Julia Galef lleva años pensando en esta diferencia, y en Scout Mindset la convierte en el eje de todo. Su argumento de partida es sencillo y un poco incómodo: la mayoría de nosotros pensamos como soldados. No porque seamos belicosos, sino porque defendemos lo que creemos como si nuestra vida dependiera de ello, atacamos lo que lo contradice y llamamos «razonar» a lo que en realidad es justificar. Priorizamos tener razón sobre ver con claridad.
Frente al soldado, Galef propone al explorador. Alguien que sale al terreno no para confirmar el mapa que ya lleva en la cabeza, sino para dibujarlo de nuevo si hace falta. Aunque el paisaje resulte distinto a lo esperado. Aunque tenga que borrar lo que ya había trazado.
La primera parte del libro es un espejo poco amable. Galef muestra cómo nos aferramos a ciertas creencias no porque sean verdaderas, sino porque nos sostienen: nos dan identidad, nos hacen sentir parte de algo, nos protegen del vértigo de equivocarnos. Los sesgos que describe —el pensamiento confirmatorio, el autoengaño motivado, la resistencia al cambio— no son defectos de gente poco inteligente. Son mecanismos que todos usamos, y precisamente los más inteligentes los usan con más habilidad para disfrazarlos de lógica.
Pero la segunda parte es más generosa. Pensar como explorador, dice Galef, no te hace frío ni indiferente. No te convierte en alguien sin convicciones. Lo que sí hace es ajustar mejor tus decisiones a lo que realmente está pasando, reducir las desilusiones que vienen de haberte contado una historia demasiado cómoda, y —esto es lo que más me gusta del libro— hacerte mejor en el arte de equivocarte. Porque equivocarse bien es una habilidad. Saber recibir un error, mirarlo sin defensas, aprender de él y seguir: eso, con el tiempo, te acerca más a la verdad que cualquier certeza blindada.
La tercera parte es la más práctica, y también la más honesta en sus limitaciones. Galef propone ejercicios concretos: buscar activamente pruebas que desmientan lo que crees, imaginar que la situación es exactamente la contraria, revisar tus predicciones pasadas para ver dónde fallaste y por qué. Son herramientas útiles, aunque exigen algo que no se menciona en ningún manual: la voluntad real de usarlas cuando más duele, es decir, cuando lo que está en juego es algo que te importa de verdad.
Ahí entra la cuarta parte, que es quizás la más profunda.

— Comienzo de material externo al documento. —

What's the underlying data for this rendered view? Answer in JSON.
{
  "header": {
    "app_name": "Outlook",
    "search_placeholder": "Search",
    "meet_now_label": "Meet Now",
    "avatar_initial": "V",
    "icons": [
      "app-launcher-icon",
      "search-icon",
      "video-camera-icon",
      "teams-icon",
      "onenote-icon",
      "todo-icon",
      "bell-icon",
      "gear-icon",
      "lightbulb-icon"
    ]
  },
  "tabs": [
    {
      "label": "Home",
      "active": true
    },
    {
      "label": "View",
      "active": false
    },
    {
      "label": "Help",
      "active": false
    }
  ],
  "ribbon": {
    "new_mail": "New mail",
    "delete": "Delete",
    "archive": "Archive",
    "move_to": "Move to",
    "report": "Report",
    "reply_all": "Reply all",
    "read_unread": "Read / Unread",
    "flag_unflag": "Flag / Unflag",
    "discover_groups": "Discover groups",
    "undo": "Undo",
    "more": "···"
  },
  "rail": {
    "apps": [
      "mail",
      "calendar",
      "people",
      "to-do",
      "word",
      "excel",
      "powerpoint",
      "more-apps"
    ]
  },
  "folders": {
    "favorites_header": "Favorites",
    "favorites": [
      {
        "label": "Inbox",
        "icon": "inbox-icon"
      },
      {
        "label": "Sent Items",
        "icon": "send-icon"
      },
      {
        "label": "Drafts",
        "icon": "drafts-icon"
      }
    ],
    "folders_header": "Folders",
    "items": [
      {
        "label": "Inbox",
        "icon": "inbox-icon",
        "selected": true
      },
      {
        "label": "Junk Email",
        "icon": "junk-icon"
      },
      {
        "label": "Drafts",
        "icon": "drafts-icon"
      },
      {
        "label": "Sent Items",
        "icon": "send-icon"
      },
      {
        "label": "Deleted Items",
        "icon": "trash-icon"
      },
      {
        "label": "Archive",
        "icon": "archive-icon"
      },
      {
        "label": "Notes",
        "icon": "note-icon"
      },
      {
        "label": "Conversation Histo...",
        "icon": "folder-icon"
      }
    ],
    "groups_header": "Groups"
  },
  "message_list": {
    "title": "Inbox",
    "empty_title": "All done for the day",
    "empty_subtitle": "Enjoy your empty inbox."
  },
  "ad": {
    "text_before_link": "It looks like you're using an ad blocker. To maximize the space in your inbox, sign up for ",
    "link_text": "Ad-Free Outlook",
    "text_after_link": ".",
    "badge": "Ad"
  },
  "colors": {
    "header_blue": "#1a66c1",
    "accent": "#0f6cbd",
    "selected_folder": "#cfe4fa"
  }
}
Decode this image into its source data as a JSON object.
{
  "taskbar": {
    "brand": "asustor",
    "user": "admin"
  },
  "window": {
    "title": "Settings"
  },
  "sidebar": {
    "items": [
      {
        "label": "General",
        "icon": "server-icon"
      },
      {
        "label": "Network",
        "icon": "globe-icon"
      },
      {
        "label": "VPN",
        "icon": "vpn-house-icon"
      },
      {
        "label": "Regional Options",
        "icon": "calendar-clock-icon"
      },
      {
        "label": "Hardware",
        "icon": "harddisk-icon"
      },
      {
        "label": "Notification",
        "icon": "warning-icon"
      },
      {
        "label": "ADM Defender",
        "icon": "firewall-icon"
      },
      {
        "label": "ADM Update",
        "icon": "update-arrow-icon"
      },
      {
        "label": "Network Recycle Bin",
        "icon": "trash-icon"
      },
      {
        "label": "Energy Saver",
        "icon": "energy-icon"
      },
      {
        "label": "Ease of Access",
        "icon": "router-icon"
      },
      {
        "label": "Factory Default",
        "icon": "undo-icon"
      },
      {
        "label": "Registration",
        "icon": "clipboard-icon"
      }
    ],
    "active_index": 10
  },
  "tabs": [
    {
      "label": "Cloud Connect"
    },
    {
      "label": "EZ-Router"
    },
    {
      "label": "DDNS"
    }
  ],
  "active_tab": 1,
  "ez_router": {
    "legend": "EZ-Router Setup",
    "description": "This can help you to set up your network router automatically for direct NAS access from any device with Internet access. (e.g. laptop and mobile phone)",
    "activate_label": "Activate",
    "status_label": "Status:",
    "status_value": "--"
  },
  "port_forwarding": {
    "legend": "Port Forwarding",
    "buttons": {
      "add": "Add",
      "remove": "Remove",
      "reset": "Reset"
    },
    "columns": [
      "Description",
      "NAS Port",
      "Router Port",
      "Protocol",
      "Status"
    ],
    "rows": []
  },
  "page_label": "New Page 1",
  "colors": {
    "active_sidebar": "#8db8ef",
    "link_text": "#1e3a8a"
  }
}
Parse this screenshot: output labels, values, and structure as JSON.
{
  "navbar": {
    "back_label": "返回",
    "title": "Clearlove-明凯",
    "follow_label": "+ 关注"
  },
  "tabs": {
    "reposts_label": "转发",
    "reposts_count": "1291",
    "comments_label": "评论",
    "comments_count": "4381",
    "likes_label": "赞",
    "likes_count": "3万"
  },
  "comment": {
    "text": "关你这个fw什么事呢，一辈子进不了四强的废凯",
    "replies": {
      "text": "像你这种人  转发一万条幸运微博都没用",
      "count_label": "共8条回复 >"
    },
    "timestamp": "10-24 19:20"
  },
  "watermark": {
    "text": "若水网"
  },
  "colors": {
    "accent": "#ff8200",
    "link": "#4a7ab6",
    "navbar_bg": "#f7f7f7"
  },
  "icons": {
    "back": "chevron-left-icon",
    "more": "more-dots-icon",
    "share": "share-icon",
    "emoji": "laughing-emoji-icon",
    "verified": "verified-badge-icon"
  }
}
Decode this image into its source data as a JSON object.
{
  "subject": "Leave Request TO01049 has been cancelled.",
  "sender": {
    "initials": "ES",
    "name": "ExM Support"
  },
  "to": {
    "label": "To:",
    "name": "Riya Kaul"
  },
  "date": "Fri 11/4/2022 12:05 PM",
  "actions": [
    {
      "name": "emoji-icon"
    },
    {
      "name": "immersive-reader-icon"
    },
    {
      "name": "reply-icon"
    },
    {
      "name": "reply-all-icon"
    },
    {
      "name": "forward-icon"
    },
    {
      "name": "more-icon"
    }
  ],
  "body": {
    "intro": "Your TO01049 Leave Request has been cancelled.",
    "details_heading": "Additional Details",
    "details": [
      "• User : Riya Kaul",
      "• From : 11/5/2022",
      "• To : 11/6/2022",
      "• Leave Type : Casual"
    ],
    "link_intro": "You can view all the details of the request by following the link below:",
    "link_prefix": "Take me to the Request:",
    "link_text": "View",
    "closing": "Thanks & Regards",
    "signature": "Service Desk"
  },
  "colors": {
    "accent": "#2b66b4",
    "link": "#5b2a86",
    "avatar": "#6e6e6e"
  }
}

Galef señala que el problema no es de información —no se trata de saber más datos— sino de identidad. La pregunta es: ¿de qué te enorgulleces? Si te enorgulleces de tener razón, cambiar de opinión se sentirá siempre como una derrota. Pero si te enorgulleces de pensar con honestidad, cambiar de opinión se convierte en una victoria. Es el mismo giro, visto desde otro ángulo. Y el entorno importa: rodearse de personas que admiran la rectificación, que no confunden la coherencia con la rigidez, hace que ese cambio de identidad sea mucho más fácil de sostener.
El libro cierra con algo que parece sencillo y no lo es: la invitación a elegir. A decidir que quieres que la verdad gane, aunque gane contra ti. Que prefieres un mapa preciso a uno tranquilizador. Que el explorador, con toda su incertidumbre y su disposición a perderse, llega más lejos que el soldado que nunca abandona su trinchera.
No es un libro que te exija ser otra persona. Solo te pide que notes, de vez en cuando, cuándo estás disparando y cuándo estás mirando.